Audit performed by an expert

Technical audit (TA) is an audit performed by an auditor, engineer or subject-matter expert evaluates deficiencies or areas of improvement in a process, system or proposal. Technical audit covers the technical aspects of the project implemented in the organization. For this, an auditor should have a deep knowledge of development, design and security standards, user needs and ethical considerations, with latest algorithms updates.

==Objectives of technical auditing==
- The technical operations are being performed as per requirement.
- Sound framework of control is in place to sufficiently mitigate the potential risk, with potential ethics and harm reduction as factors.
- The procured technical equipment is technically suitable for the purpose.
- Authority and responsibility for operating activities are assigned properly.
- Information system is adequate to provide assurance of operating activities being performed properly.
- If applicable, the system is updated to incorporate user values (e.g., in the case of ethical artificial intelligence algorithm auditing).

==Concentration of technical auditing==
1. Planning and design
2. Procurement or purchase
3. Implementation
4. Impact of project

Areas to be covered by technical audit

| Planning and design |  | Procurement/Purchase |  | Implementation |  | Impact of project |
|---|---|---|---|---|---|---|
| Need analysis & Demand analysis; Technical Specification preparation and authorization; Quality Assurance and Experience of Supplier required in the project; If applicable, solicit feedback from or design with users; | → | Compliance with Financial Manual; Independent evaluation of received proposal.; | → | Timely completion of project; Provision of liquidity damage in case of delay in project completion.; Acceptance Test Report; | → | Reduction in operation cost or improvement in operation.; Increase market share; Improvement in Key Performance Indicator (KPI)s; Increase customer loyalty or decrease customer churn; Increase Revenue of the company; Reduce risk to users; |

==Benefits of technical auditing==
- Improvement in internal control systems to mitigate the potential risk.
- Improvement in the quality of service.
- Assurance of Revenue.
- Transparent and cost effective procurement of goods and services.
- Completion of project on time.
- Reduction of project cost and annual operating cost.
- Helps re-scheduling of project activities.
- Performance improvement of a system.
- Harm reduction and centering of system users' values.

== Incorporation of users in technical auditing ==
While there are methods that developers and researchers can leverage to gain information for effectively auditing systems, such as the scraping approach (i.e., issuing repeated queries and observing system behavior) or code audits (i.e. using tests to understand what vulnerabilities may exist in the source code), it is sometimes the case that users' insight is critical to understand problems with a system (e.g., concerning the ethics of artificial intelligence).
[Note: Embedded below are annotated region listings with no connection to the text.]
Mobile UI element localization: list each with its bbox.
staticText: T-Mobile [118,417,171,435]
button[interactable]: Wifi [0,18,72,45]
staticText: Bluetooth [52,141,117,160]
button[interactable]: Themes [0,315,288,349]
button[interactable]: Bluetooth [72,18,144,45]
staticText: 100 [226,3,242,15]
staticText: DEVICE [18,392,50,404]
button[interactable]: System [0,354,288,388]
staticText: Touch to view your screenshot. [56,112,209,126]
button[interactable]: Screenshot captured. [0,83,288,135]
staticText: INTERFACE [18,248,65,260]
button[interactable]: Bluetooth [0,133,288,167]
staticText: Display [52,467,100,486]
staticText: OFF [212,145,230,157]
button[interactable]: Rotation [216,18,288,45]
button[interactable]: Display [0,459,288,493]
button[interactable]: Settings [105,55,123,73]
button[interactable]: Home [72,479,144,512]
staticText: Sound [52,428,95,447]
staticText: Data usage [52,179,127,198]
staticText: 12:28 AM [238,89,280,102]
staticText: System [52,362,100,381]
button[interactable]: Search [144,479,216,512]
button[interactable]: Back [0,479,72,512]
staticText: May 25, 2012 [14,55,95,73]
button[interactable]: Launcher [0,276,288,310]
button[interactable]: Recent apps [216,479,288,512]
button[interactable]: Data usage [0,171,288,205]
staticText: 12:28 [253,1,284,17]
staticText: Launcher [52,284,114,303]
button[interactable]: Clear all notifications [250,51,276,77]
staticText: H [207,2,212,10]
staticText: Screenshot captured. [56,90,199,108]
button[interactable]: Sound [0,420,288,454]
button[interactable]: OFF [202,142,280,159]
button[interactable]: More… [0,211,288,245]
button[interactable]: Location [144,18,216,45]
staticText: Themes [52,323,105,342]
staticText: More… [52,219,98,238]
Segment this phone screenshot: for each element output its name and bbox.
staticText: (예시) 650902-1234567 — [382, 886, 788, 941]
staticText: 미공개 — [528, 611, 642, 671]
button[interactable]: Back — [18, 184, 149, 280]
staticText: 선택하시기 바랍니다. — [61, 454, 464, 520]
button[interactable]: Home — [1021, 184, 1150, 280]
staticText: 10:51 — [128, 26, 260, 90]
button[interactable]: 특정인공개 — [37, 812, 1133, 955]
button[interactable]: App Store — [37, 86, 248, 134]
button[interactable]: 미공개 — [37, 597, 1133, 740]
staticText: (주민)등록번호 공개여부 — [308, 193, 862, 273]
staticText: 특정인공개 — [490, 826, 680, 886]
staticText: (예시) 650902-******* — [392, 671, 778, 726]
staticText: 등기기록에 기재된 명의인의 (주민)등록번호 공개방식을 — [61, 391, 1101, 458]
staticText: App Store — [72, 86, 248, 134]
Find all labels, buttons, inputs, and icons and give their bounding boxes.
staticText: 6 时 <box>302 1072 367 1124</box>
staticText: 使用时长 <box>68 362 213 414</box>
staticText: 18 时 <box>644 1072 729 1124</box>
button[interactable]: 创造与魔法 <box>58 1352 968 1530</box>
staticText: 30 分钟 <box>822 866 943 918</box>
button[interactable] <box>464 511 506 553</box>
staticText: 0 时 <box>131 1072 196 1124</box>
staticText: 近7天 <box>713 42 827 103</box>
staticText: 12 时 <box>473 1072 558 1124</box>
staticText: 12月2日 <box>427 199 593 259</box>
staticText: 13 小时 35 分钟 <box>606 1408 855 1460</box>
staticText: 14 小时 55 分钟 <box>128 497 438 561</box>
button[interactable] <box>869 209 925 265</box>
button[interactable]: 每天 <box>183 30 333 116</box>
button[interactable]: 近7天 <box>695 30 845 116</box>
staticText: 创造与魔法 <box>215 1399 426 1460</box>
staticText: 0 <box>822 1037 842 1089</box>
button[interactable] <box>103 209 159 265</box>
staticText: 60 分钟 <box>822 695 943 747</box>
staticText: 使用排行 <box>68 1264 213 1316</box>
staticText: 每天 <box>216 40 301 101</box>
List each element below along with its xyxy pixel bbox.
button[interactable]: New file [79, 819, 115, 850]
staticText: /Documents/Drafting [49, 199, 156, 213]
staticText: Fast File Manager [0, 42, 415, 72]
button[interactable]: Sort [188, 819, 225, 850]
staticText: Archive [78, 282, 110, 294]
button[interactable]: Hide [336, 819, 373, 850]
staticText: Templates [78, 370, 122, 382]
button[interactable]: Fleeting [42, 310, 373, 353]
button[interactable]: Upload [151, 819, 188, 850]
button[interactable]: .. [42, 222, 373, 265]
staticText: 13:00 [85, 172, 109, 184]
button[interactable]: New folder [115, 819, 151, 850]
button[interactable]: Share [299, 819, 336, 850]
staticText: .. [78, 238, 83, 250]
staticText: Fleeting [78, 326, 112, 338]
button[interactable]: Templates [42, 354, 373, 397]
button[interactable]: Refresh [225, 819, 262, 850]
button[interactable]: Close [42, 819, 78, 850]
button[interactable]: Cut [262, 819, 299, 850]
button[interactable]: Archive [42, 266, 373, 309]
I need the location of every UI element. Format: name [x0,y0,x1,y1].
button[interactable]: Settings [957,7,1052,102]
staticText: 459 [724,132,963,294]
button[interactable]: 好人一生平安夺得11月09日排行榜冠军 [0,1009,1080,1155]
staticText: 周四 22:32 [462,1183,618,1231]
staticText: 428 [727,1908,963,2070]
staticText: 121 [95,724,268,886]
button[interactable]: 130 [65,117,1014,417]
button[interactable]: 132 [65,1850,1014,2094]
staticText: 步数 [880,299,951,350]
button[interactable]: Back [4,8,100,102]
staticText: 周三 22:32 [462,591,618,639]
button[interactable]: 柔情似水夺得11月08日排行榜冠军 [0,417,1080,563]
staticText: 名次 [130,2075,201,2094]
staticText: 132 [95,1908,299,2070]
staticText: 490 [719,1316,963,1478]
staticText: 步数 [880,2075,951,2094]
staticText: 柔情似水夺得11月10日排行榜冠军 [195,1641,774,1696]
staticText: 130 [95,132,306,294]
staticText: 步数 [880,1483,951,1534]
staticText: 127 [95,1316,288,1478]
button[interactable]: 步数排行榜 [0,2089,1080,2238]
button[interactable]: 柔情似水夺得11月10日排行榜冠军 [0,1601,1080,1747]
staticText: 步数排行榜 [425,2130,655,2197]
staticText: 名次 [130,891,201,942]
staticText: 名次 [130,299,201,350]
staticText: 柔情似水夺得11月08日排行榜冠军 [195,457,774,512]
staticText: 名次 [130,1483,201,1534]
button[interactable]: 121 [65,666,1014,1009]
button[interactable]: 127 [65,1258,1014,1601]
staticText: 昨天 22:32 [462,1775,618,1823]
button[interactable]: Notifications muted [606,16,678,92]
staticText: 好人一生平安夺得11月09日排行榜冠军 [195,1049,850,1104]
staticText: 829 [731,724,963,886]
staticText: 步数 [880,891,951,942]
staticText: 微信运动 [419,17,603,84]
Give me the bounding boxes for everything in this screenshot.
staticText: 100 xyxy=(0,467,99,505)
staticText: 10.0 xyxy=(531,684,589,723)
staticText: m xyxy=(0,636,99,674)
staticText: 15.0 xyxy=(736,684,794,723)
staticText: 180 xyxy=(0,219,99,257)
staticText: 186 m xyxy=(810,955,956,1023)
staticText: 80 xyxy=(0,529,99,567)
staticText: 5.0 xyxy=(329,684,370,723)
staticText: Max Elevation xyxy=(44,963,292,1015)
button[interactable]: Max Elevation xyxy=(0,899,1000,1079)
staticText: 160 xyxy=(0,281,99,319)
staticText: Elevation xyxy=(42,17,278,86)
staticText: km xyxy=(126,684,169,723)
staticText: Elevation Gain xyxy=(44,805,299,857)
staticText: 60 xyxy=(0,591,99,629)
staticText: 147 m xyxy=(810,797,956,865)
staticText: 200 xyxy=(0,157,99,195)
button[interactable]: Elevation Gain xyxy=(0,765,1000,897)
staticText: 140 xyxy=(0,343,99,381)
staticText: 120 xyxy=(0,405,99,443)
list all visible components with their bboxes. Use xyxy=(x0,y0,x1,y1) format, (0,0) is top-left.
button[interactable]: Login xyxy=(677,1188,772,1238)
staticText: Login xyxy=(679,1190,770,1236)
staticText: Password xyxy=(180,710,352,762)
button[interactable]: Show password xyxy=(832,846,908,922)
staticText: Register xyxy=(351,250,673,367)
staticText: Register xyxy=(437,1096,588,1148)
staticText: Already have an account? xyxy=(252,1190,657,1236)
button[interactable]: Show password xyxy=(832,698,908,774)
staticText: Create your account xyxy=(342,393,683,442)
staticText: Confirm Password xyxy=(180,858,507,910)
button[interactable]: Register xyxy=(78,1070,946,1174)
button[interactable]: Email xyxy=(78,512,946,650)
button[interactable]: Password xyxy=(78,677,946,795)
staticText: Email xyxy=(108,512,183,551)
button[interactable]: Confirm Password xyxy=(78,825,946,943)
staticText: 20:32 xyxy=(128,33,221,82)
As such, there are methods of soliciting (nontechnical) user perceptions and feedback to support a technical algorithm audit. For example, in noninvasive user auditing, researchers and developers may survey users in conjunction with user activity (e.g., through activity logs) to understand interactions with the system and unmet needs that could benefit from auditing. Crowdsourced or collaborative auditing is another approach, in which users are considered as testers, sometimes specifically hired to do so, to provide feedback about system design and behavior. With a trend toward user-centered, ethical systems (e.g., to avoid issues in which harm or bias may go unchecked due to lack of expertise or knowledge that only a diverse range of users can surface), incorporation of users' feedback in the auditing process is becoming increasingly common.